Собственно, кивок, по заведенной в департаменте этике деловых отношений, означал, конечно, не бездумное соглашательство, но одобрение общего позитивного русла диалога. Движение головой сверху вниз воспринималось в этом контексте, даже если смысл беседы оставался далеко за пределами понимания кивающего. Среди коллег не должно было быть разногласий, поэтому следовало кивать. Кто-то, конечно, не кивал. Начальство, например, всегда смотрело прямо в глаза. И требовало. Как дятел, которому в этом лесу кивать ни к чему, но привычка долбить пересиливает.

«Что еще за акция?» – подумал Ракушкин, почесывая мочку уха.

Он вдруг припомнил, как вчера к нему в кабинет заглядывал зав. хозяйственной частью, предупредивший (прогрохотавший своим трибунным голосом), что завтра на демонстрацию по случаю поддержки… (Ракушкин пропустил чего именно – мама с детства учила его не поднимать тяжестей) по разнарядке требуется сто человек, но директор департамента распорядился обеспечить стопроцентную явку. Значит, на митинг должны прийти все 139 рож, исключая бюллетенщиков, а неявка приравнивается к прогулу. Всем, кто дорожил своим рабочим местом, стоило поторопиться.

Ракушкин приподнялся на стуле и увидел в окно как из здания мэрии напротив, высившегося грудой серого камня на фоне унылого неба, вырываются людские потоки: три подъезда изрыгали из себя двуногих, кутавшихся в шарфы, сбивавшихся в массу.

«Мне уже сорок пять… – вдруг пришло ему в голову, хотя на самом деле было „всего сорок пять“. – …Вроде был неплохим специалистом.

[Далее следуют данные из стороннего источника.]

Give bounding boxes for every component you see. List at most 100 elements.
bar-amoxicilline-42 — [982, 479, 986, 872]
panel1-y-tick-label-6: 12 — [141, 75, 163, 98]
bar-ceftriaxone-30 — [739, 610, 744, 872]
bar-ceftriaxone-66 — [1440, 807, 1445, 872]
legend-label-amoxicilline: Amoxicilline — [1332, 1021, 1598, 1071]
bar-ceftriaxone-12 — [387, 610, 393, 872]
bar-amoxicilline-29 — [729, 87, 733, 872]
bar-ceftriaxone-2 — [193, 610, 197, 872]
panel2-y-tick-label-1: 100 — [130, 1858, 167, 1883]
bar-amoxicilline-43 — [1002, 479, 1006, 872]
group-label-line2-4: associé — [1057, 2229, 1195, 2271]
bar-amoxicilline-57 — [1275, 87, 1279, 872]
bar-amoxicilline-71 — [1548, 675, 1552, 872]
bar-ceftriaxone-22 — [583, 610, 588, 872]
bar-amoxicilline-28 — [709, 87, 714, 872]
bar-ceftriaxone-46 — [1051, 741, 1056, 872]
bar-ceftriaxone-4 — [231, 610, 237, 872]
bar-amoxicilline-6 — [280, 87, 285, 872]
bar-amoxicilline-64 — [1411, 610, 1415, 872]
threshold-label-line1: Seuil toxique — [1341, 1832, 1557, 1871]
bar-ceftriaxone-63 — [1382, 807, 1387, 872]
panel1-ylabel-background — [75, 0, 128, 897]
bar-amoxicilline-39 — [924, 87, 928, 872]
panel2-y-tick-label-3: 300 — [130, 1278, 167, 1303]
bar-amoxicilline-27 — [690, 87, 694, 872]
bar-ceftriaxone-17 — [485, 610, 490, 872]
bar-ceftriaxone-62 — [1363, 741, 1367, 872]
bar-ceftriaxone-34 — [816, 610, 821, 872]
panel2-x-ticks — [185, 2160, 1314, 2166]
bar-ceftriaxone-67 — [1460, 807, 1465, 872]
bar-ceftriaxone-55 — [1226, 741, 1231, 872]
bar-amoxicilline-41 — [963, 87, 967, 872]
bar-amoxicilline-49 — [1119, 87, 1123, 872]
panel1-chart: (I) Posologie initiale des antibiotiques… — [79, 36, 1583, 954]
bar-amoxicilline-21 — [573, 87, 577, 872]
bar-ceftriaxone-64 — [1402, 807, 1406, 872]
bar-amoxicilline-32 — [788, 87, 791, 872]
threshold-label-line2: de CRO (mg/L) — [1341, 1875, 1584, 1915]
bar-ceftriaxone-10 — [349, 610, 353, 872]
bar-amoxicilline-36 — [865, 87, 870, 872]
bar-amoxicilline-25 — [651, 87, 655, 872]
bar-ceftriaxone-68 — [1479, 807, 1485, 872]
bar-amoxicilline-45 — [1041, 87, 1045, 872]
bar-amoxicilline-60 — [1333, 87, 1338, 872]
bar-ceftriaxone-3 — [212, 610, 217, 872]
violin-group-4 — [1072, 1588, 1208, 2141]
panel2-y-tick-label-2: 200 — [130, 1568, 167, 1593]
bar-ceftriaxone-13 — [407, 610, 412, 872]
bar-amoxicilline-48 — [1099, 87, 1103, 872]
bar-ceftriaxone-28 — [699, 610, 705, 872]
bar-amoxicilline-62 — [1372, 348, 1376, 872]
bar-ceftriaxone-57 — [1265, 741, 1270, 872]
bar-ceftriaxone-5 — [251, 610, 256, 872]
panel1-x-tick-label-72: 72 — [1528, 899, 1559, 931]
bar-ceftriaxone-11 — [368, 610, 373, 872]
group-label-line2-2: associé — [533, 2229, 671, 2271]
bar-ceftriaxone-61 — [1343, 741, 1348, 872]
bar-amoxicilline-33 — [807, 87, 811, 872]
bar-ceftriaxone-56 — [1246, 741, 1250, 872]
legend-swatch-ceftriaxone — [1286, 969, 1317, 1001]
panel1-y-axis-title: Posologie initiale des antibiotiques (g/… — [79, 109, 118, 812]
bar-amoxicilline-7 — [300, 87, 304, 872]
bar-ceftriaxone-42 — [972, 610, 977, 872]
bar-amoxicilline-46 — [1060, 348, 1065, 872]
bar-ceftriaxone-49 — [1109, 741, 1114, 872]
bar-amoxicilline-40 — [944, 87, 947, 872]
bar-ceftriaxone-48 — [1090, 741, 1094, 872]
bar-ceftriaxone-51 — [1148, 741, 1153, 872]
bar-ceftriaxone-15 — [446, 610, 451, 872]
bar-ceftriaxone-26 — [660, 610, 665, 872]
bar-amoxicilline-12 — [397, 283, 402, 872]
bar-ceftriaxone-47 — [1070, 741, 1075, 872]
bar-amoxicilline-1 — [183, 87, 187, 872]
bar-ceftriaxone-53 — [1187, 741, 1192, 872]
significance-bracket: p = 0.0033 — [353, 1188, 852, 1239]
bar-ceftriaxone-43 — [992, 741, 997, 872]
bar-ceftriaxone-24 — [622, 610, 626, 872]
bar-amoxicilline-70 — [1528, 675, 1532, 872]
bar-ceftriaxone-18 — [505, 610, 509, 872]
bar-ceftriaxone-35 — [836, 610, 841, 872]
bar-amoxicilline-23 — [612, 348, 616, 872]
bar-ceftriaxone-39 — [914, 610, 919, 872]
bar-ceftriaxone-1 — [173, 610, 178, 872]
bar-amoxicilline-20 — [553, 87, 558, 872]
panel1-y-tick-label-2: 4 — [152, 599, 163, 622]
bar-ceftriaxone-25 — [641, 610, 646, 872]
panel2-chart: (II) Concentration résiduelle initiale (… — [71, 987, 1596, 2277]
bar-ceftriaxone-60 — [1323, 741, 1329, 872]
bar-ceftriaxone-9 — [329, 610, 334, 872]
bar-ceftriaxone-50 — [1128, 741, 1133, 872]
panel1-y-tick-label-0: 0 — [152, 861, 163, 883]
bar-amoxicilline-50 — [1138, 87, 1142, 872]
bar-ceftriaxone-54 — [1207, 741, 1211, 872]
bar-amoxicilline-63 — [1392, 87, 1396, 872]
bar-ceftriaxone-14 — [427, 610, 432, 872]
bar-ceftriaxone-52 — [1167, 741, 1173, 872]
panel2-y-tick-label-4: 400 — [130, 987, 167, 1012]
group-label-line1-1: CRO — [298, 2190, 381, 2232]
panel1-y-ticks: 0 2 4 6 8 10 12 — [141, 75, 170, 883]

Но работы по специальности не нашлось, сводил концы с концами, пока не устроился на радость семье в приемную известного депутата, а оттуда перекочевал в департамент министерства. Судьба! И кто же я теперь? Составитель табеля?»

Время, как Сахара оазис, засыпало песком забвения то, что было и чем успокоилось сердце, оставляя минимум шансов тому бюджетному, что будет. Даже свою фамилию он стал произносить также как и его коллеги, с ударением на «у». Хотя следовало ударять на «а» – РАкушкин. Ра – бог Солнца древних египтян!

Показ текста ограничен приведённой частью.